Politics Foreign Affairs Culture Fellows Program

Don’t Call It the ‘Culture War Speech’

Everyone in the room in 1992 thought Buchanan gave an uplifting speech. Only later was it spun as a dark diatribe.

Pat Buchanan at the 1992 RNC
(Shepard Sherbell/Corbis via Getty Images)

When Patrick J. Buchanan stepped onto the stage the night of August 17 at the 1992 Republican National Convention, he faced a seemingly impossible task. He had just spent the last eight months campaigning fiercely against President George H.W. Bush. His criticisms were manifold: Bush had raised taxes when he promised that he would not, Bush had neglected working people and the culturally conservative wing of the Republican Party, Bush had spent wildly on military adventures in Europe and the Middle East when there were urgent problems within the country’s own borders. Stop after stop across the country, Buchanan hammered away at the president. “The differences between us are now too deep,” Buchanan said of Bush in his launch speech, delivered on a frigid December day in New Hampshire. “He is yesterday, and we are tomorrow.” Many people agreed, but not enough to steal the nomination away from the president. So it fell to Buchanan in Houston, Bush’s home turf, to reconcile himself—and his three million voters—to the past without losing sight of the ideals he fervently believed were the future of the party, and, if he had his way, the country.
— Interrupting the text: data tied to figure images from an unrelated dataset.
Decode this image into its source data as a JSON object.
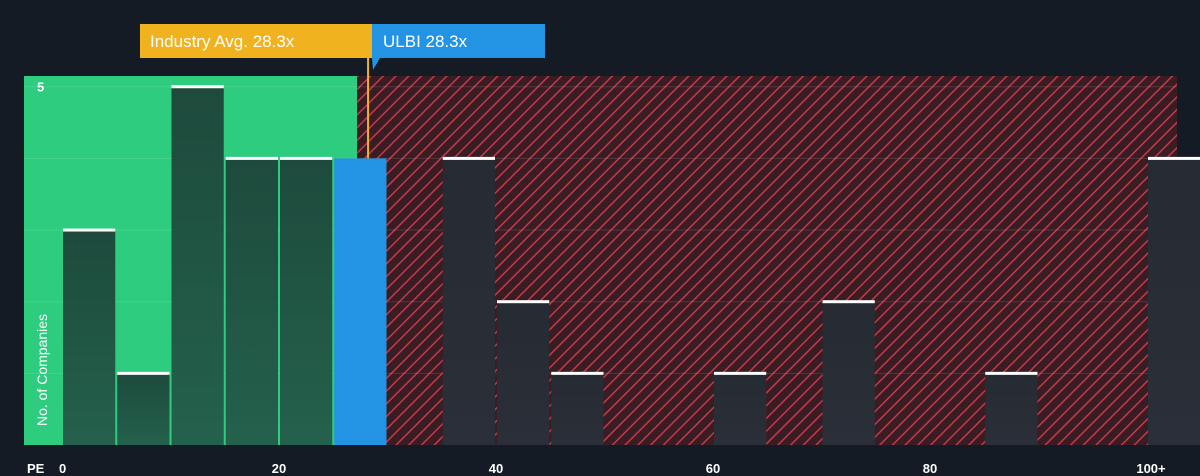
{
  "chart_data": {
    "type": "bar",
    "x_axis_label": "PE",
    "ylabel": "No. of Companies",
    "x_ticks": [
      "0",
      "20",
      "40",
      "60",
      "80",
      "100+"
    ],
    "y_tick_label": "5",
    "xlim": [
      0,
      102.5
    ],
    "ylim": [
      0,
      5.15
    ],
    "bin_width": 5,
    "bins": [
      {
        "start": 0,
        "value": 3
      },
      {
        "start": 5,
        "value": 1
      },
      {
        "start": 10,
        "value": 5
      },
      {
        "start": 15,
        "value": 4
      },
      {
        "start": 20,
        "value": 4
      },
      {
        "start": 25,
        "value": 4,
        "highlight": true
      },
      {
        "start": 35,
        "value": 4
      },
      {
        "start": 40,
        "value": 2
      },
      {
        "start": 45,
        "value": 1
      },
      {
        "start": 60,
        "value": 1
      },
      {
        "start": 70,
        "value": 2
      },
      {
        "start": 85,
        "value": 1
      },
      {
        "start": 100,
        "value": 4
      }
    ],
    "industry_avg": {
      "label": "Industry Avg. 28.3x",
      "value": 28.3
    },
    "company": {
      "label": "ULBI 28.3x",
      "value": 28.3
    },
    "fair_zone_end": 27.2
  },
  "colors": {
    "background": "#151b24",
    "fair_zone": "#2ecc7e",
    "over_zone_stripe": "#c23b45",
    "bar_in_zone": "#1e4a3d",
    "bar_over_zone": "#252a33",
    "bar_highlight": "#2394e3",
    "bar_cap": "#ffffff",
    "industry_callout": "#f0b21e",
    "company_callout": "#2394e3"
  }
}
And those were just the political difficulties. Only a few days after the California primary wrapped up in June, Buchanan boarded a cross country flight to Washington, D.C., for open heart surgery. His campaign stressed that the operation was elective—he had a defective aortic valve; his doctor recommended that it be replaced—and that he would be healthy again in time for the convention. But elective or not, any heart surgery is a major procedure, and it left Buchanan in recovery for the better part of the summer. Buchanan had promised his supporters in New Hampshire that he would take the fight all the way to Houston, but the campaign was effectively over. Buchanan did not have the strength to get back on the trail and, at that late date, any point he would have made would have been purely rhetorical. By August, he could walk on his own without difficulty. But he could not yet run.